Ela veio até nós com grande troar e glória; vapor branco subia em torno quando seus estabilizadores se afundaram no grande lago de água e lama provocado pelo reator. Abaixo do pântano haviapermafrost duro como granito, e por fim ela se aquietou, corretamente equilibrada, e ali ficou esfriando os motores sobre aquele lago já recongelado rapidamente, como um peixe enorme e delicado, apoiando-se na sua cauda de prata escura, ao crepúsculo de Inverno.

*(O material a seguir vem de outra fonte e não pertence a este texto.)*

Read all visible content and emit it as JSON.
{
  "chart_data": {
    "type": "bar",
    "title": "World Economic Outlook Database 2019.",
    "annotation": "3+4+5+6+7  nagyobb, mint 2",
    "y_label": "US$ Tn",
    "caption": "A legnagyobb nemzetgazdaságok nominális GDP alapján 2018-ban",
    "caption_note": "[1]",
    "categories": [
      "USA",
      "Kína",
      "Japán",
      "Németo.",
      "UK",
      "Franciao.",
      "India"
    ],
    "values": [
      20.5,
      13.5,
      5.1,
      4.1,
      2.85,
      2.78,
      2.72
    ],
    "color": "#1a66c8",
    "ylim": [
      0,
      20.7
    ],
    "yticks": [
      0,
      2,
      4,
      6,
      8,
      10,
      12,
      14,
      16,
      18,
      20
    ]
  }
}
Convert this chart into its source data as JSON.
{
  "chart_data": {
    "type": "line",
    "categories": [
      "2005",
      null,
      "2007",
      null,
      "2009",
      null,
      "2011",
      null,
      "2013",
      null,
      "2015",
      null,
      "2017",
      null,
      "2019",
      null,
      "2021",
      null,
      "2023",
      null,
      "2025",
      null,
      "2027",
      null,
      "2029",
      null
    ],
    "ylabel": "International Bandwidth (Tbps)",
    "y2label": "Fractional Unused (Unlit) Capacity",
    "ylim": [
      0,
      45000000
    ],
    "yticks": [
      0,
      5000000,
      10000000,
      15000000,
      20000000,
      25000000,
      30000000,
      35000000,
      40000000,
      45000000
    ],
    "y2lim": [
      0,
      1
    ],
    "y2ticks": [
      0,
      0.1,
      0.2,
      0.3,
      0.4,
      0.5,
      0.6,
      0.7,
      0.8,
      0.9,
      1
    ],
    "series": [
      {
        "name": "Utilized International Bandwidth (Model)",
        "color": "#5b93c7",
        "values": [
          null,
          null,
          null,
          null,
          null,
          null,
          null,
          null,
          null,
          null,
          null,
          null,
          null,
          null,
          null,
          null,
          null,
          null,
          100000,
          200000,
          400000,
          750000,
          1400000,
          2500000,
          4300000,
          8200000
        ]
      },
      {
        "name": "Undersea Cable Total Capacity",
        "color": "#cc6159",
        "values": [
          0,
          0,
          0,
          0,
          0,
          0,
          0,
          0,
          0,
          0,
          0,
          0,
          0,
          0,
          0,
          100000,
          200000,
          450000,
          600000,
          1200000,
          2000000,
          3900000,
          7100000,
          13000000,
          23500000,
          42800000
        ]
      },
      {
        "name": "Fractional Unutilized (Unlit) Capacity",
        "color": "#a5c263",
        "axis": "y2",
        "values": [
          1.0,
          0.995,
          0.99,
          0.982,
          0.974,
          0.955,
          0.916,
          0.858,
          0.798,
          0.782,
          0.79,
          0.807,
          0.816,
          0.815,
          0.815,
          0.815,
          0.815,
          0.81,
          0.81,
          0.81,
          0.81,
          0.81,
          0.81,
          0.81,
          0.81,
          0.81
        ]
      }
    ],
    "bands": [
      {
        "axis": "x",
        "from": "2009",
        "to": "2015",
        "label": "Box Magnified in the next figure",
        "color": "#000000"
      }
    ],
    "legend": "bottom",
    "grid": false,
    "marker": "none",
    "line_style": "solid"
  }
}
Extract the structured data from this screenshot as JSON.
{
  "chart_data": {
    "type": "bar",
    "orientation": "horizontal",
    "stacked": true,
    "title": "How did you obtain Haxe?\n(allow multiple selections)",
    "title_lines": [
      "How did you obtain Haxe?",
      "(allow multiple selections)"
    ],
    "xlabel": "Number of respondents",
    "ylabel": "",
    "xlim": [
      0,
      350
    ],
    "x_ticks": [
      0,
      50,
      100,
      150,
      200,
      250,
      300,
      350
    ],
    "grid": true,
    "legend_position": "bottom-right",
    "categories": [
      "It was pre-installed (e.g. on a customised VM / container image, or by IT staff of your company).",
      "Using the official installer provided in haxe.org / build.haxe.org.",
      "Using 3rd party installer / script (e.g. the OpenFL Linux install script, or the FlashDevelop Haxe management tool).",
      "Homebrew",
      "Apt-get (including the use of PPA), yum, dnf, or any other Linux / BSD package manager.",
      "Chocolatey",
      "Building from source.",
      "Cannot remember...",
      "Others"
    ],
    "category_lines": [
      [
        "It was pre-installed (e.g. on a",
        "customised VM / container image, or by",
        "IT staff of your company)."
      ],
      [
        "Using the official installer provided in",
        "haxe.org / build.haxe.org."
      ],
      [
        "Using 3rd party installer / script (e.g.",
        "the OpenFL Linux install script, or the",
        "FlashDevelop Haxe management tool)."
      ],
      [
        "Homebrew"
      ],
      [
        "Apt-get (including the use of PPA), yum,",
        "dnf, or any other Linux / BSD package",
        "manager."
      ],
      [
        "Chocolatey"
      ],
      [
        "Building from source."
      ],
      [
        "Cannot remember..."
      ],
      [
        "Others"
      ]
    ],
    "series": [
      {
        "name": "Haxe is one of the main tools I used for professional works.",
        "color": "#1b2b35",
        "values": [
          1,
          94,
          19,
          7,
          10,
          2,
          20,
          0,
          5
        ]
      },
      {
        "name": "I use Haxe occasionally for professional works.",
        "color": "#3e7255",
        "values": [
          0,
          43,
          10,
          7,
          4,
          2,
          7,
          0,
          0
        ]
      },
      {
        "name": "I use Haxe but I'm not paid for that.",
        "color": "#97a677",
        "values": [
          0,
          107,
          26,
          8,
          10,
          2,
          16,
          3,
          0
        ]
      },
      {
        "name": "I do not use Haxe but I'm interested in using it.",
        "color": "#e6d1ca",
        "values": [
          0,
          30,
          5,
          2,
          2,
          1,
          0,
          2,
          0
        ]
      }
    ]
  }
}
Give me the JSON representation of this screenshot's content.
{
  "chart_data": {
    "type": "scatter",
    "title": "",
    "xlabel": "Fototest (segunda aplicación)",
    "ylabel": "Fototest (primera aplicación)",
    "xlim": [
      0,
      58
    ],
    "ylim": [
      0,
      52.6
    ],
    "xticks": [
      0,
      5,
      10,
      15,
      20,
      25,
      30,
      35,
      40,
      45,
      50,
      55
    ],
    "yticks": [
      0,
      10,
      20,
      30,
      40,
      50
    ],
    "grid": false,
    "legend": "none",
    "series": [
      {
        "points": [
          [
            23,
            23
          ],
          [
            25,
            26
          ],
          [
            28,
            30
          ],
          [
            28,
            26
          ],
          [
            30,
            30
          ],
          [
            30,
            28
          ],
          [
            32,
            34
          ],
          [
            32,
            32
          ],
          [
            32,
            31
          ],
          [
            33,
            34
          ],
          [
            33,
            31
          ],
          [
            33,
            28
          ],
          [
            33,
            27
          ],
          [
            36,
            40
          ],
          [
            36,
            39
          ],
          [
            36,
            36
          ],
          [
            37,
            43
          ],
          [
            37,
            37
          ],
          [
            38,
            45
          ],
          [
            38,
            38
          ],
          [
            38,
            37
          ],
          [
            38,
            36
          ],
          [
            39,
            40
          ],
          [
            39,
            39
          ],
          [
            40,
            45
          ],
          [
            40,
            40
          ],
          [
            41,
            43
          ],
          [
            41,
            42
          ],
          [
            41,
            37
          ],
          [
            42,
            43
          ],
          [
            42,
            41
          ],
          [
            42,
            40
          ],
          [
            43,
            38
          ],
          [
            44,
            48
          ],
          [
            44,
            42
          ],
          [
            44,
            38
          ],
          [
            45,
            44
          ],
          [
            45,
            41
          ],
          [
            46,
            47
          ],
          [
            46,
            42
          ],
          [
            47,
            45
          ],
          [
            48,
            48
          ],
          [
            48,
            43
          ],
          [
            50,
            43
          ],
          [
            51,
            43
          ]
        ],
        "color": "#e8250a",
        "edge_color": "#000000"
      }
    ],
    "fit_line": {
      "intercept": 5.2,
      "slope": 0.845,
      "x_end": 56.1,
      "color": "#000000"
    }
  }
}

Ao meu lado, Faxe de Otherhord falou pela primeira vez do troar e esplendor da descida da nave. — Estou contente de ter vivido para ver isto — disse ele. Assim falara Estraven enquanto olhava para os gelos eternos, para a morte, assim ele também falaria agora. Para afastar a dolorosa mágoa que me envolvia, comecei a andar em direção à nave. Ela já estava sendo revestida de uma camada de gelo pelos resfriadores existentes sob o casco e, quando cheguei perto, a alta portinhola deslizou, abrindo-se, e uma rampa foi projetada numa graciosa curva. A primeira pessoa a sair foi Lang Heo Hew, inalterada, precisamente como eu a vira pela última vez, três anos atrás na minha vida, um par de semanas na dela. Ela me olhou e olhou para Faxe e os outros da delegação que me tinham acompanhado e parou ao pé da rampa. Disse solenemente em karhideano: — Vim em amizade. — Aos seus olhos, todos nós éramos estrangeiros. Deixei Faxe cumprimentá-la em primeiro lugar.
Ele me indicou a ela, que se aproximou e segurou-me pela mão direita à maneira da minha raça, olhando para meu rosto: — Oh, Genly, eu não o reconheci! — Era estranho ouvir uma voz de mulher após tanto tempo. Os outros saíram da nave logo depois a meu conselho; evidência de qualquer desconfiança nesta altura seria humilhar a comitiva dos karhideanos, ferindo-os no amor-próprio. Do lado de fora, se apresentaram com uma bela cortesia. Mas todos pareciam muito estranhos para mim, homens e mulheres, apesar de conhecê-los tão bem. Suas vozes também me causavam estranheza — muito profundas ou muito agudas. Eram como um bando de grandes, estranhos animais de duas espécies diferentes: grandes macacos com olhos inteligentes, todos no cio, todos emkemmer…
Pegavam minha mão, tocavam-me, seguravam-me. Consegui me controlar e dizer a Heo Hew e Tulier o que eles precisavam saber em primeiro lugar sobre o que iam enfrentar, na volta de trenó a Erhenrang. Quando chegamos ao palácio, entretanto, tive que me recolher aos meus aposentos imediatamente.